Bethel Music calls on female vocalists in “Starlight” release
“Starlight’s” passion and powerful lyrics make up for its lack of originality. | Courtesy of Hallels
Over the past couple of years, Bethel Music has risen to the top tier of the contemporary worship music scene. With hits such as “One Thing Remains,” “God I Look to You,” “This is Amazing Grace,” “Closer” and “You Make Me Brave,” Bethel Music has cemented their place as one of the leading contemporary worship groups. After the success of their 2014 album entitled “You Make Me Brave,” Bethel Music follows it up with “Starlight.” Just like “You Make Me Brave,” “Starlight” features all female vocalists, but is unique in that it is Bethel Music’s first album recorded on tour.
the closeness of God
Title track “Starlight,” sung by Amanda Cook, serves as the anthem of the entire record. The song focuses on God’s presence in nature that surrounds his children during every moment of every day. It speaks of an intimate and affectionate closeness that God shares. Cook sings in the chorus, “And there's no heart unseen / There's no space between / You and I / You and I / You are closer than / The very oxygen I'm breathing in / Oh, I breathe You in.” Throughout the album, the songs focus on the closeness of God and how that affects us, even pushes us to love the world.
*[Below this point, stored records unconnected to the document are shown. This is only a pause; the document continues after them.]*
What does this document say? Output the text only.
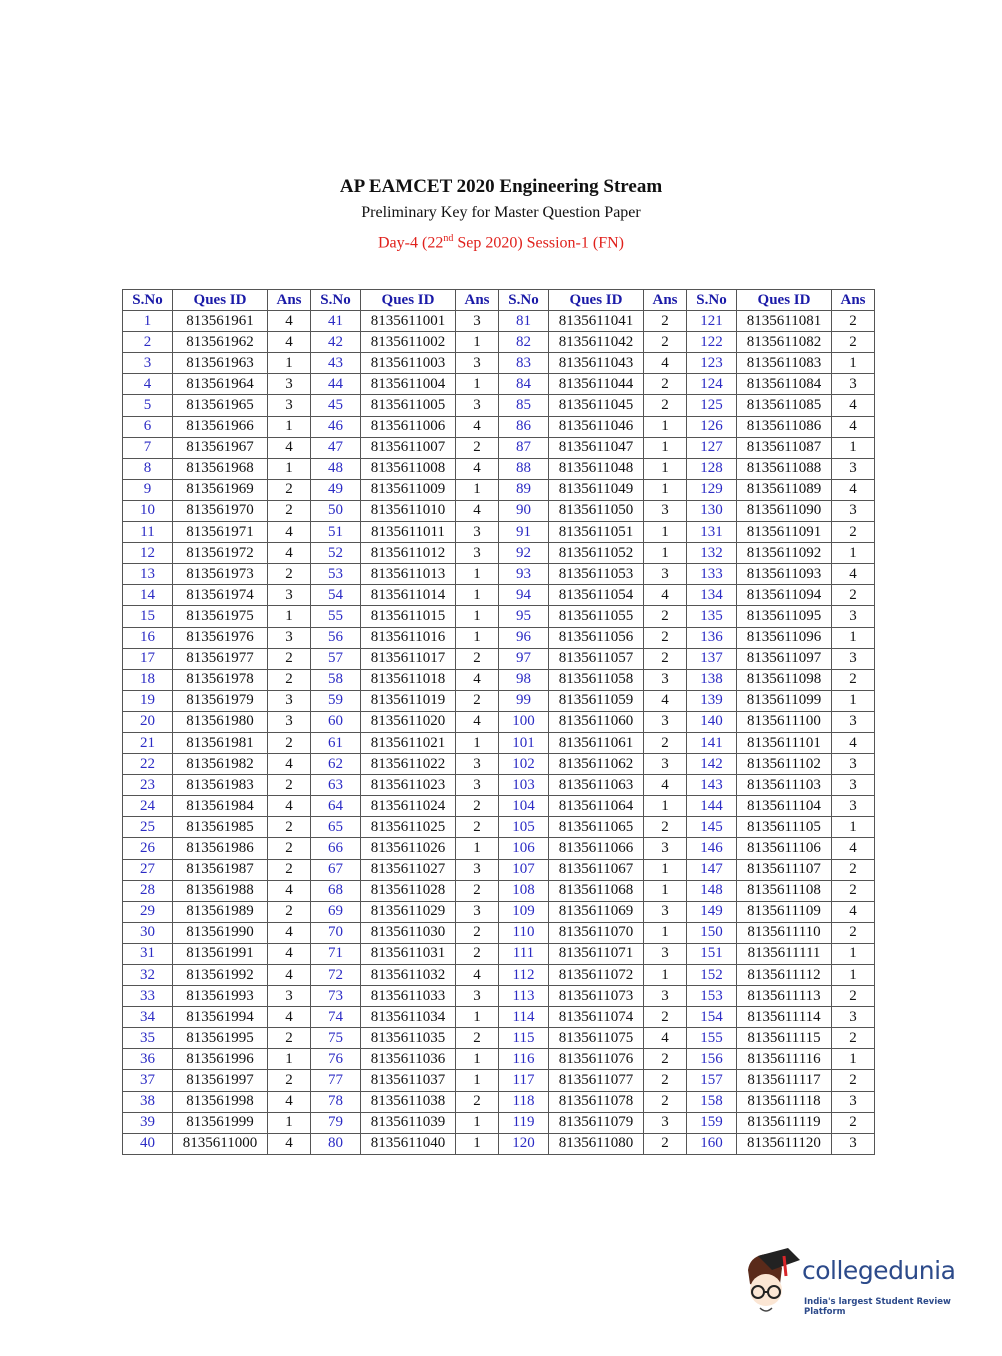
AP EAMCET 2020 Engineering Stream
Preliminary Key for Master Question Paper
Day-4 (22nd Sep 2020) Session-1 (FN)
S.No	Ques ID	Ans	S.No	Ques ID	Ans	S.No	Ques ID	Ans	S.No	Ques ID	Ans
1	813561961	4	41	8135611001	3	81	8135611041	2	121	8135611081	2
2	813561962	4	42	8135611002	1	82	8135611042	2	122	8135611082	2
3	813561963	1	43	8135611003	3	83	8135611043	4	123	8135611083	1
4	813561964	3	44	8135611004	1	84	8135611044	2	124	8135611084	3
5	813561965	3	45	8135611005	3	85	8135611045	2	125	8135611085	4
6	813561966	1	46	8135611006	4	86	8135611046	1	126	8135611086	4
7	813561967	4	47	8135611007	2	87	8135611047	1	127	8135611087	1
8	813561968	1	48	8135611008	4	88	8135611048	1	128	8135611088	3
9	813561969	2	49	8135611009	1	89	8135611049	1	129	8135611089	4
10	813561970	2	50	8135611010	4	90	8135611050	3	130	8135611090	3
11	813561971	4	51	8135611011	3	91	8135611051	1	131	8135611091	2
12	813561972	4	52	8135611012	3	92	8135611052	1	132	8135611092	1
13	813561973	2	53	8135611013	1	93	8135611053	3	133	8135611093	4
14	813561974	3	54	8135611014	1	94	8135611054	4	134	8135611094	2
15	813561975	1	55	8135611015	1	95	8135611055	2	135	8135611095	3
16	813561976	3	56	8135611016	1	96	8135611056	2	136	8135611096	1
17	813561977	2	57	8135611017	2	97	8135611057	2	137	8135611097	3
18	813561978	2	58	8135611018	4	98	8135611058	3	138	8135611098	2
19	813561979	3	59	8135611019	2	99	8135611059	4	139	8135611099	1
20	813561980	3	60	8135611020	4	100	8135611060	3	140	8135611100	3
21	813561981	2	61	8135611021	1	101	8135611061	2	141	8135611101	4
22	813561982	4	62	8135611022	3	102	8135611062	3	142	8135611102	3
23	813561983	2	63	8135611023	3	103	8135611063	4	143	8135611103	3
24	813561984	4	64	8135611024	2	104	8135611064	1	144	8135611104	3
25	813561985	2	65	8135611025	2	105	8135611065	2	145	8135611105	1
26	813561986	2	66	8135611026	1	106	8135611066	3	146	8135611106	4
27	813561987	2	67	8135611027	3	107	8135611067	1	147	8135611107	2
28	813561988	4	68	8135611028	2	108	8135611068	1	148	8135611108	2
29	813561989	2	69	8135611029	3	109	8135611069	3	149	8135611109	4
30	813561990	4	70	8135611030	2	110	8135611070	1	150	8135611110	2
31	813561991	4	71	8135611031	2	111	8135611071	3	151	8135611111	1
32	813561992	4	72	8135611032	4	112	8135611072	1	152	8135611112	1
33	813561993	3	73	8135611033	3	113	8135611073	3	153	8135611113	2
34	813561994	4	74	8135611034	1	114	8135611074	2	154	8135611114	3
35	813561995	2	75	8135611035	2	115	8135611075	4	155	8135611115	2
36	813561996	1	76	8135611036	1	116	8135611076	2	156	8135611116	1
37	813561997	2	77	8135611037	1	117	8135611077	2	157	8135611117	2
38	813561998	4	78	8135611038	2	118	8135611078	2	158	8135611118	3
39	813561999	1	79	8135611039	1	119	8135611079	3	159	8135611119	2
40	8135611000	4	80	8135611040	1	120	8135611080	2	160	8135611120	3
collegedunia
India's largest Student Review Platform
However, the album has more to offer than just a strong opening track. “Starlight” guest stars the Grammy award-winning Francesca Battistelli singing “There’s No Other Name” and “God I Look to You.” While we have heard the latter before, “There’s No Other Name” is a stirring song about the power of Jesus’ presence and name, even though the chorus can be a little cliche, using lyrics found in other popular songs.
“Extravagant,” sung by Steffany Gretzinger, is another beautiful song about how unbelievable and selfless God’s love is. The chorus thunders with the lyrics, “It’s extravagant, it doesn’t make sense / We’ll never comprehend, the way you love us / It’s unthinkable, only heaven knows / Just how far you’d go to say you love us.” A highlight of the album, an acoustic version of this song, also appears, which amplifies the emotion and message this song attempts to convey.
The structure of the album remains pretty straightforward. It does not start off with the same kick “You Make Me Brave” did — rather, it eases its way into things. Most of the songs have a similar tempo, making it difficult to distinguish between them if one does not pay attention to the lyrics. There is a noticeable lack of any upbeat praise songs, which were typical of Bethel’s style up until this point.
Musically, the album provides nothing unique. It sounds very similar to their past albums. The record relies on synthesizer and dynamic guitar chords to make the songs more memorable. However, it strikes a pleasant balance with entertaining chords that are not overbearing. Bethel Music features a large cast of talented female vocalists, which gives them no shortage of singers to call upon. One of the best parts of listening to the album while enjoying the graceful yet powerful voices of Amanda Cook, Steffany Gretzinger, Francesca Battistelli and Hannah McClure.
“Starlight” does not quite stack up to its predecessor “You Make Me Brave,” but it focuses on a different message. It depicts themes of God’s love, power and how that affects the listener, transforming them and making them new.